Mimétisme et mascarade par Coral Biome

Posté le 27 décembre 2015 par

Quoi de plus fascinant que le mimétisme dans le contexte de l’évolution? Cette séquence vidéo tournée aux Philippines montre un spécimen spectaculaire de l’anémone de mer mimétique Phyllodiscus imitant le corail Seriatopora hystrix.

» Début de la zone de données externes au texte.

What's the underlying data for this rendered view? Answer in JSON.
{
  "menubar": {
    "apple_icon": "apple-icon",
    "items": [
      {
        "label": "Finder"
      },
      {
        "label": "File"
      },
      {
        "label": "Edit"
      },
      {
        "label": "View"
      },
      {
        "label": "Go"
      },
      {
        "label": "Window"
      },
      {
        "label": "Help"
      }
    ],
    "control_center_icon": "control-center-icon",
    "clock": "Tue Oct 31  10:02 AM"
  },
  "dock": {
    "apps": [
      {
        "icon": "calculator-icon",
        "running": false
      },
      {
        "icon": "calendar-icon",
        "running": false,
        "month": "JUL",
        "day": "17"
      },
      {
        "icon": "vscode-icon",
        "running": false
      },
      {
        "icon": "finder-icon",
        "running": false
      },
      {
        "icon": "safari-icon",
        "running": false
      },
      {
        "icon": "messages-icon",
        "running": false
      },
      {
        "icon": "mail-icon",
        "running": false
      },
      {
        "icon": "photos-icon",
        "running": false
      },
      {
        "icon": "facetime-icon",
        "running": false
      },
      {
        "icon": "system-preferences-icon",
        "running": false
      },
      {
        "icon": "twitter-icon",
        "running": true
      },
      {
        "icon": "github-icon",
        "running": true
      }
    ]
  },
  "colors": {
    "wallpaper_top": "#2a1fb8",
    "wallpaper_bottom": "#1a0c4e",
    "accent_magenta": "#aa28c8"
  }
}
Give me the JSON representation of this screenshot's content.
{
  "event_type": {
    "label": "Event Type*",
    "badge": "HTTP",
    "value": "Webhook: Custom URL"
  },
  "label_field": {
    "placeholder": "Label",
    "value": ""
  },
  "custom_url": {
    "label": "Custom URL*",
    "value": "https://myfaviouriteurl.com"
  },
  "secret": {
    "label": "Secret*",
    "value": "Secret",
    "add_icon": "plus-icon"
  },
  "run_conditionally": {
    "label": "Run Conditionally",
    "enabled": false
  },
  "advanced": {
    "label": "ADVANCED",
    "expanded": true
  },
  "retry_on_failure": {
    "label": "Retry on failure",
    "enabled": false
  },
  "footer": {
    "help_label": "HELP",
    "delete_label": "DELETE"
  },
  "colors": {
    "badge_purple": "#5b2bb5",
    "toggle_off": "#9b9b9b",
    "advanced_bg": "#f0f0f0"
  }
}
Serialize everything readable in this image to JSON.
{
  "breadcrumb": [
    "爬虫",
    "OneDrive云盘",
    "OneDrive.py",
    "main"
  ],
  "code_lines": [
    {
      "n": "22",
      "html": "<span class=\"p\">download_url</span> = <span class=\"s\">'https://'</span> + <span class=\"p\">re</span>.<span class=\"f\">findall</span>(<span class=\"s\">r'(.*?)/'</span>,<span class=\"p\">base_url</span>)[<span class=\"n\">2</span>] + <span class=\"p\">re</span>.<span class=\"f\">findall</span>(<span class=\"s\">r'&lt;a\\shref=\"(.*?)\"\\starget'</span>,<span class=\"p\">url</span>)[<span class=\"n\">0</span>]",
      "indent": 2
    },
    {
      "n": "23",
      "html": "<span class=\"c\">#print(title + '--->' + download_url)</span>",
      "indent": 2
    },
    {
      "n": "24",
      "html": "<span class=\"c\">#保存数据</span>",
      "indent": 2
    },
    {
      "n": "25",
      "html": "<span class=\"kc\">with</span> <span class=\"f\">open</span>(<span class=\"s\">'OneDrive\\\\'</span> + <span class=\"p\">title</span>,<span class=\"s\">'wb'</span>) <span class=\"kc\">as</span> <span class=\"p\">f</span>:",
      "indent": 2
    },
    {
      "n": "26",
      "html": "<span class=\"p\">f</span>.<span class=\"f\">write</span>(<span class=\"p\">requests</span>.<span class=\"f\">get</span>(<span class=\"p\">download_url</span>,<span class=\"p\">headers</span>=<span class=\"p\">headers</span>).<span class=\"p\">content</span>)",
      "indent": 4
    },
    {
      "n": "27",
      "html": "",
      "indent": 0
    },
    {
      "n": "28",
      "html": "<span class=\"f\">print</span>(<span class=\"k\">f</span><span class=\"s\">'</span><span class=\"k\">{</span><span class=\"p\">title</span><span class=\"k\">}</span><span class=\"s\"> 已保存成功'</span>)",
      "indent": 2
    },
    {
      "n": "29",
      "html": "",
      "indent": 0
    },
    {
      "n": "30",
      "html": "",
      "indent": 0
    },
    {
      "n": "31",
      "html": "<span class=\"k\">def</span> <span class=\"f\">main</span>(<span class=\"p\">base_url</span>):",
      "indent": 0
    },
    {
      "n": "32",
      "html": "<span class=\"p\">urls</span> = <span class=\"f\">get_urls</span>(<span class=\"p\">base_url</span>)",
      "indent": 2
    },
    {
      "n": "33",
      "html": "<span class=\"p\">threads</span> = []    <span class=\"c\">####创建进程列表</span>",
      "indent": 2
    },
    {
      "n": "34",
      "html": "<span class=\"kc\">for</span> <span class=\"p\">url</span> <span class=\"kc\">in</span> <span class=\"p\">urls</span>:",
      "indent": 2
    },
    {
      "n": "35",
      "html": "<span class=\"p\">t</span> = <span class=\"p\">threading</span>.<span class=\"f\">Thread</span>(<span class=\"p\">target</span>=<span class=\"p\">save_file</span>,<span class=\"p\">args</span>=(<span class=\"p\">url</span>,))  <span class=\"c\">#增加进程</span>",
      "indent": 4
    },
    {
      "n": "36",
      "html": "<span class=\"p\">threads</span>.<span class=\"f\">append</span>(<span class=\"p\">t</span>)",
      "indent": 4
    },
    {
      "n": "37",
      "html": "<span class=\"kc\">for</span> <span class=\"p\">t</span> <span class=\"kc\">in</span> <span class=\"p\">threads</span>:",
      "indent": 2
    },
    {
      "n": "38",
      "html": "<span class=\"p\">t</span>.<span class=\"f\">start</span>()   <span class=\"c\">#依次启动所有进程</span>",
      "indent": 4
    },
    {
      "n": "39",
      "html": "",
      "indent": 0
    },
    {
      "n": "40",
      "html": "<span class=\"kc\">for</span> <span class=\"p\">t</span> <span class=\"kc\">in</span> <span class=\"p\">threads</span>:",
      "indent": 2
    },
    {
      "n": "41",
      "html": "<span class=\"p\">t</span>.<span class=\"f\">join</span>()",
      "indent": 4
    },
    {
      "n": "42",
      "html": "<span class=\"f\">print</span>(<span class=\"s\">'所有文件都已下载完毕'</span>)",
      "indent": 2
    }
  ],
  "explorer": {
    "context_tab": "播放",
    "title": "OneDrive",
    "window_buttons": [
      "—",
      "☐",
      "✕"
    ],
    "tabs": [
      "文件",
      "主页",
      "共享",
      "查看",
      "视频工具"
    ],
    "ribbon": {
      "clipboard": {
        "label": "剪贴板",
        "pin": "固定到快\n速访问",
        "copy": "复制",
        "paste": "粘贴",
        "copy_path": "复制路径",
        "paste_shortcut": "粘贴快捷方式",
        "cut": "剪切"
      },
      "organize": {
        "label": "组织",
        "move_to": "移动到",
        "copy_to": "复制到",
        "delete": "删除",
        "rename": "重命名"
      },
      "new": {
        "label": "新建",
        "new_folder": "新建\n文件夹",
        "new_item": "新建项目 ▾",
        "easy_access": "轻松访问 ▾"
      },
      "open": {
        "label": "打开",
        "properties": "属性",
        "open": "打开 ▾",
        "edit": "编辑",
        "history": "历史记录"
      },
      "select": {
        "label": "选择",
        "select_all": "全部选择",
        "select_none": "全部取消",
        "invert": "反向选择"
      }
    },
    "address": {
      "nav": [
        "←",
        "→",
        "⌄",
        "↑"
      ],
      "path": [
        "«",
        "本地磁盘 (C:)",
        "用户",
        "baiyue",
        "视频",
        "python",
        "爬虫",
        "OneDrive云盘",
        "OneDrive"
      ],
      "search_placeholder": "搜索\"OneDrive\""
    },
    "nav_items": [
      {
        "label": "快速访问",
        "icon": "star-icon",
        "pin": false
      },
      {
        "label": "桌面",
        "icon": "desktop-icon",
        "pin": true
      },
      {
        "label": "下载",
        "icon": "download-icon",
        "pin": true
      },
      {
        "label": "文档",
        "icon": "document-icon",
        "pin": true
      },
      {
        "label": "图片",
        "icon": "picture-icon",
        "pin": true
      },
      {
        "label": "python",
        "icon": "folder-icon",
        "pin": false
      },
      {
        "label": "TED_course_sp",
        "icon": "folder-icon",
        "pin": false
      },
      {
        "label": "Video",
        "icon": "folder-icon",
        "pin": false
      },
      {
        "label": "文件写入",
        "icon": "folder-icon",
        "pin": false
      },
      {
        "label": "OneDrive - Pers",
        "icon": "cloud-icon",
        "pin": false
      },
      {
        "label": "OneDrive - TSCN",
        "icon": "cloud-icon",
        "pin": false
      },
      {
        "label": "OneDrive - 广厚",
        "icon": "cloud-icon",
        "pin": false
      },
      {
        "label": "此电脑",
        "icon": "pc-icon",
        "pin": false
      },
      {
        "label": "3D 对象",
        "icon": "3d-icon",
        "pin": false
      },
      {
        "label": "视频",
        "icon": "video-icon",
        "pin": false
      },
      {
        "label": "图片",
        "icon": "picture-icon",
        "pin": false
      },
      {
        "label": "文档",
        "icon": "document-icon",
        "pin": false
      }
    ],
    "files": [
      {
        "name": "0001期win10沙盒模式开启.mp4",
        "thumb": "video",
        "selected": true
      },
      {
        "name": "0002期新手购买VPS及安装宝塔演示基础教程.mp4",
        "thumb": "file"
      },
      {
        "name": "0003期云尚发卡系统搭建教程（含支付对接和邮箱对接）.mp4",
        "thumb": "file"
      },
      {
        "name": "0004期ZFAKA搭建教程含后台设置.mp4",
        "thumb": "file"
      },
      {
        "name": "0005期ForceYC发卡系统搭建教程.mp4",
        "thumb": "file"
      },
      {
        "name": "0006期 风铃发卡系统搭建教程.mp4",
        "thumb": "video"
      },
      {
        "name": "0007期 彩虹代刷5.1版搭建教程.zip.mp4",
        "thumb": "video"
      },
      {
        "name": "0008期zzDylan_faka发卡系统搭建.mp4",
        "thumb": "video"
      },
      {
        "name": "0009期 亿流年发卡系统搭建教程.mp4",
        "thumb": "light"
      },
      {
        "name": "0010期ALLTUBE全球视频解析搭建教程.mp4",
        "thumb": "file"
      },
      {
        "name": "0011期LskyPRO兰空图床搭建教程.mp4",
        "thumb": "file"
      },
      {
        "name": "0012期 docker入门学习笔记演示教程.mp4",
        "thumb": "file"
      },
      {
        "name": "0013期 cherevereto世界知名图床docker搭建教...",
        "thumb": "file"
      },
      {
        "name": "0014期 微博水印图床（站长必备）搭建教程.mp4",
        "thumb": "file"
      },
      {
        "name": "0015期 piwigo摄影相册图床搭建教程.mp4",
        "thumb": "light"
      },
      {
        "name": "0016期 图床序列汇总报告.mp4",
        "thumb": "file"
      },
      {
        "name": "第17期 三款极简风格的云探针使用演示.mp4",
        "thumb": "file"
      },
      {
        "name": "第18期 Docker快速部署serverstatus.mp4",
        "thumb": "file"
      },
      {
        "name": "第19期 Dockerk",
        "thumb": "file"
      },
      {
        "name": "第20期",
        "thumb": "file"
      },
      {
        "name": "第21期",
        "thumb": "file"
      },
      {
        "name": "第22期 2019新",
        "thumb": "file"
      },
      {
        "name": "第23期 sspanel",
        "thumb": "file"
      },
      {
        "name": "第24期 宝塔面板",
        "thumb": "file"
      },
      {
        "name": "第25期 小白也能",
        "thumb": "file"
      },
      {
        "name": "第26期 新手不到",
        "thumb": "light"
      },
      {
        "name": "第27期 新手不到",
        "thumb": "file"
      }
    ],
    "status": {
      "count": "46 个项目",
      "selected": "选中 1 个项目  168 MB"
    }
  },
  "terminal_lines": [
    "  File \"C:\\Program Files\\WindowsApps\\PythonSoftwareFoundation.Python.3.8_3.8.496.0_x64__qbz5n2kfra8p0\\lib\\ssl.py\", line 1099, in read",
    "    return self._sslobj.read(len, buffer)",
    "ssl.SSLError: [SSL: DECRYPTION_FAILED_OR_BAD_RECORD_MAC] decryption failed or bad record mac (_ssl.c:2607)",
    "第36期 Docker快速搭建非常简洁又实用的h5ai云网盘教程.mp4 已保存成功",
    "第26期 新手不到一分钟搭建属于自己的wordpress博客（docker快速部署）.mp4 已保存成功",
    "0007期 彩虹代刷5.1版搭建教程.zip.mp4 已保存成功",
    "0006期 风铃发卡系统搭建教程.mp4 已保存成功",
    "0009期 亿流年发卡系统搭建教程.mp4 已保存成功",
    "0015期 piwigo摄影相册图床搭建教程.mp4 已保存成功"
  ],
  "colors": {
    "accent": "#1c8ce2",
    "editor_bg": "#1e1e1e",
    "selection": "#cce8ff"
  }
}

Le mimétisme, souvent associé au camouflage, est défini comme un phénomène de ressemblance superficielle entre deux ou plusieurs organismes n’étant pas étroitement liés sur le plan taxonomique. Cette ressemblance est censée conférer un avantage sélectif comme la protection contre la prédation. En effet, les espèces-proies qui ne sont pas rentables établissent souvent des formes et/ou des colorations similaires à celles d’espèces coexistantes défendues (souvent toxiques). Ce phénomène, appelé mimétisme de Müller, a longtemps été expliqué comme une conséquence de la sélection chez les proies défendues d’une stratégie commune pour exhiber aux prédateurs leur non-rentabilité (Beatty et al. 2004).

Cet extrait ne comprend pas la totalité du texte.